Bad language

The strange thing about language, the anniversary of the death of Litvinenko, elections in Australia

One of our star turns on is Victoria Brignell who writes on living life as a 'wheelchair rider' in her regular monthly slot Crip's Column.

This week she turned her wry gaze on the often vexed issue of language. Just how should we talk about disability. It's a useful - if inconclusive - insight into what labels are acceptable. As you would expect, I hope, there isn't unanimity on this issue.

Victoria writes: "I know disabled people who care about terminology passionately and others who aren’t really bothered. But every disabled person will contemplate the appropriateness of descriptions at some point. So what labels do us crips prefer to be stuck on us?"

Click on her pages to find out.

Much else has been turning up on the website. Mark Weisbrot of the Center for Economy and Policy Research wrote us a piece in which he tried to redress some of the blatant bias in the reporting of Hugo Chavez and the forthcoming referendum in Venezuela. We'll be returning to this subject very shortly.

We've also been focusing on the Australian elections.
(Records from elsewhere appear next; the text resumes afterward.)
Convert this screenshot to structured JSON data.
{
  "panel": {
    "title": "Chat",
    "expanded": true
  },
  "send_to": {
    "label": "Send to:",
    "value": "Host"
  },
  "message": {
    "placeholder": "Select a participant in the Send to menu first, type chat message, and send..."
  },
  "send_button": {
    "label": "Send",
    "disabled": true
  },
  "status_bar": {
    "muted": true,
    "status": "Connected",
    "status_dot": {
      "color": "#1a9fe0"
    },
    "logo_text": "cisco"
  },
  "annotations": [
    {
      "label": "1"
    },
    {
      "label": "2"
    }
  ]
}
Ahead of the game we profiled that country's new prime minister Kevin Rudd a few weeks ago.

Then there was the first anniversary of the death of Alexander Litvinenko, the perilous state of UK house prices (or otherwise), Sian Berry's London mayoral launch plus a look at Lebanese politics and Hezbollah's leader Nasrallah.

All that plus my interview with Sian's rival for mayor, Lib Dem candidate Brian Paddick - the former top Met officer which I'd like to draw special attention to. Oh the power I wield.

Moving back briefly, if I may, to the knotty issue of language. During my lunchbreak I sometimes like to visit the pigeon eating pelicans of St James' Park.

Anyway en route there the other day from Terminal House, I encountered an American family in a tunnel under a busy junction near Victoria Station. Without preamble the mother approached me and said: "Where's the subway?"

I said, given we were in a subway: "Do you mean what we call the Tube or Underground'?" She replied she did and I pointed her in the right direction.

"Is this the subway?" she then asked.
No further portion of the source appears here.